Page MenuHomePhabricator

Simplify network stack
Closed, DuplicatePublic

Description

PAWS currently has a network entry that looks like:
paws.wmcloud.org -> 185.15.56.57 -> paws-k8s-haproxy-[12] -> paws-k8s-ingress-[34] OR paws-prometheus-1 -> k8s cluster, typically a worker

T319366 gives us some reasons to rethink the parts that are not in the k8s cluster themselves. At first glance both the haproxy and ingress nodes are redundant to the cluster itself, as, ultimately, the cluster will handle redirects through its internal networking. It would appear that if we were to absorb prometheus into the cluster itself that both the ingress and the haproxy systems could be dropped.

Event Timeline

rook updated the task description. (Show Details)
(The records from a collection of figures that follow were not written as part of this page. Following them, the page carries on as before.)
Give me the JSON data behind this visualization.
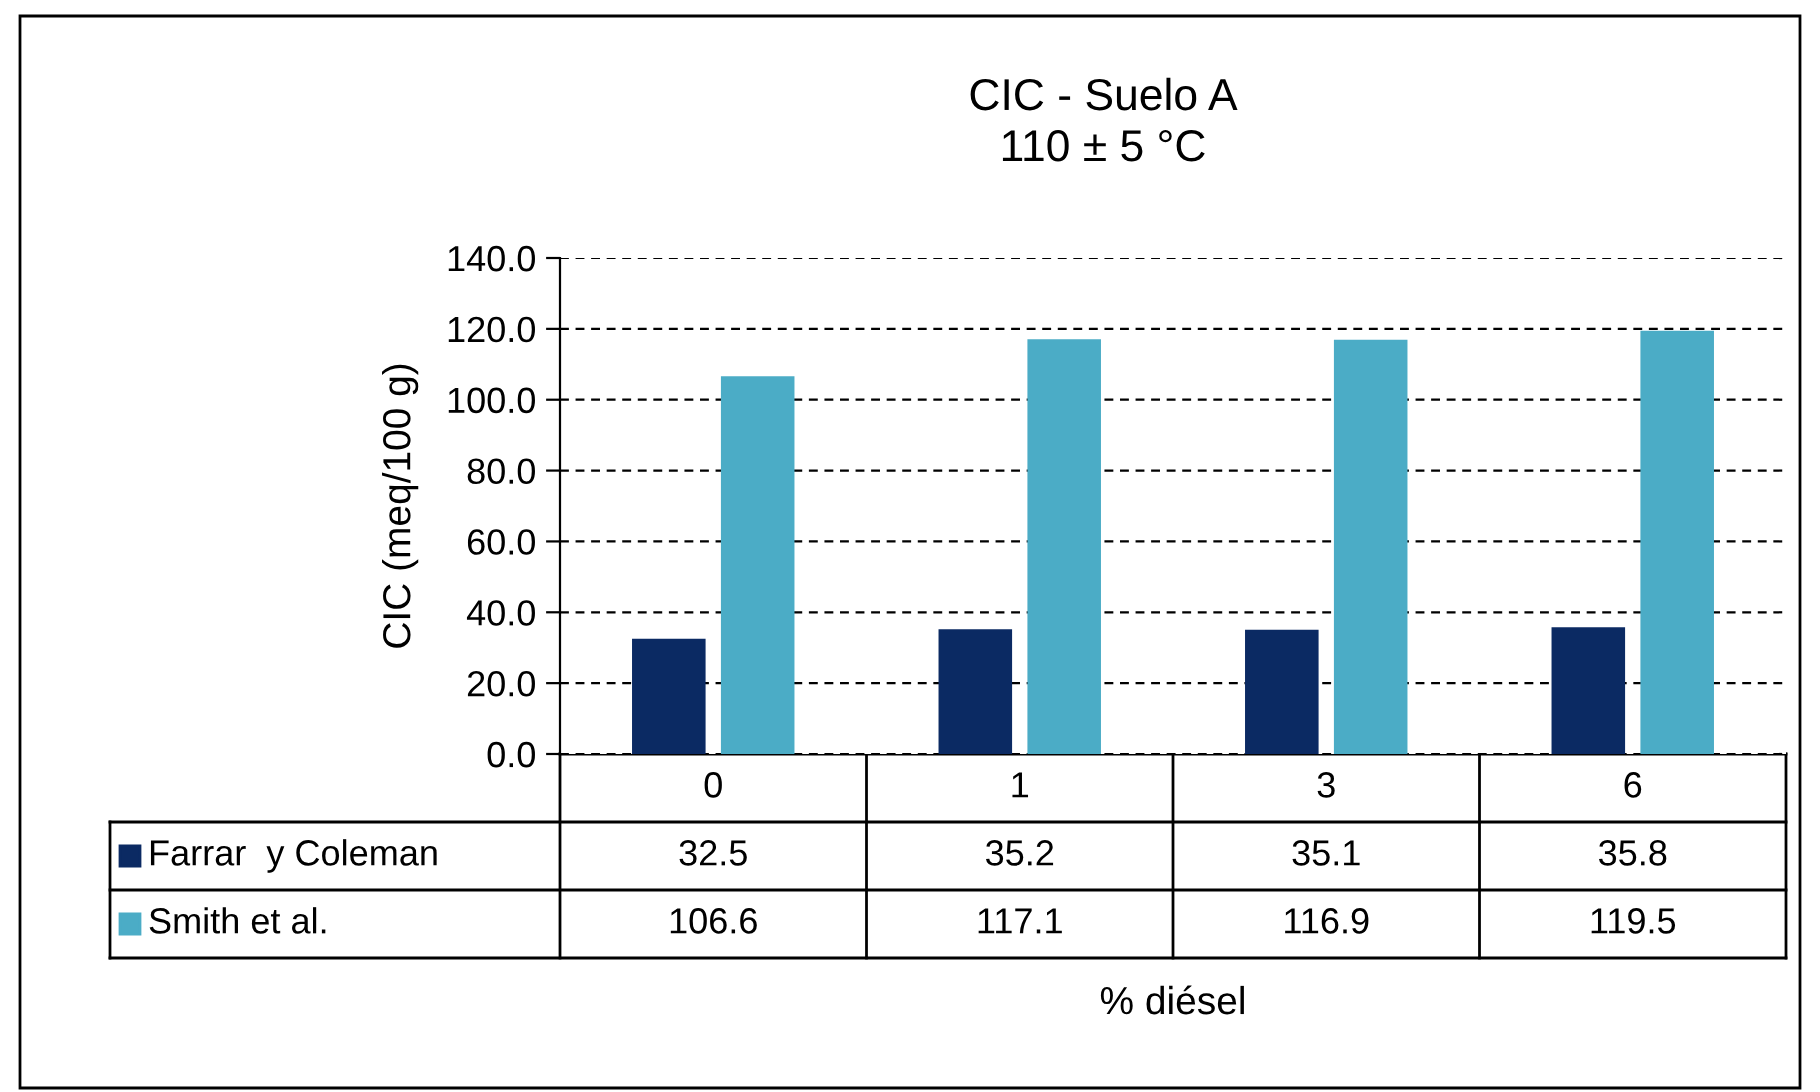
{
  "chart_data": {
    "type": "bar",
    "title": "CIC - Suelo A\n110 ± 5 °C",
    "xlabel": "% diésel",
    "ylabel": "CIC (meq/100 g)",
    "categories": [
      "0",
      "1",
      "3",
      "6"
    ],
    "series": [
      {
        "name": "Farrar  y Coleman",
        "color": "#0b2a63",
        "values": [
          32.5,
          35.2,
          35.1,
          35.8
        ]
      },
      {
        "name": "Smith et al.",
        "color": "#4bacc6",
        "values": [
          106.6,
          117.1,
          116.9,
          119.5
        ]
      }
    ],
    "ylim": [
      0,
      140
    ],
    "yticks": [
      {
        "value": 0,
        "label": "0.0"
      },
      {
        "value": 20,
        "label": "20.0"
      },
      {
        "value": 40,
        "label": "40.0"
      },
      {
        "value": 60,
        "label": "60.0"
      },
      {
        "value": 80,
        "label": "80.0"
      },
      {
        "value": 100,
        "label": "100.0"
      },
      {
        "value": 120,
        "label": "120.0"
      },
      {
        "value": 140,
        "label": "140.0"
      }
    ],
    "grid": "y",
    "data_labels": true,
    "legend": "bottom"
  }
}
Hmm. Octavia (OpenStack's native load balancing system that we don't currently have installed) uses HAProxy internally, so I'm not sure if this is worth spending much time at this moment. I think not counting the recent NFS config issue (which wasn't really HAProxy specific), the HAProxy+Keepalived has been a really stable solution for doing load balancing on toolforge and paws.

I suspect I'm missing details on what is happening. keepalived requires puppet to function, https://wikitech.wikimedia.org/wiki/Portal:Cloud_VPS/Admin/Keepalived ?
I would probably suggest that it feels awkward to require puppet knowledge and use to be able to operate our equivalent of load balancing.
The other detail that comes to mind is if we route everything through one node, with live failover, we could overload that node in a way that a loadbalanced application wouldn't be overloaded. This might be more theoretical, as I don't know that any of the cloudVPS projects see levels of traffic where this may be a problem.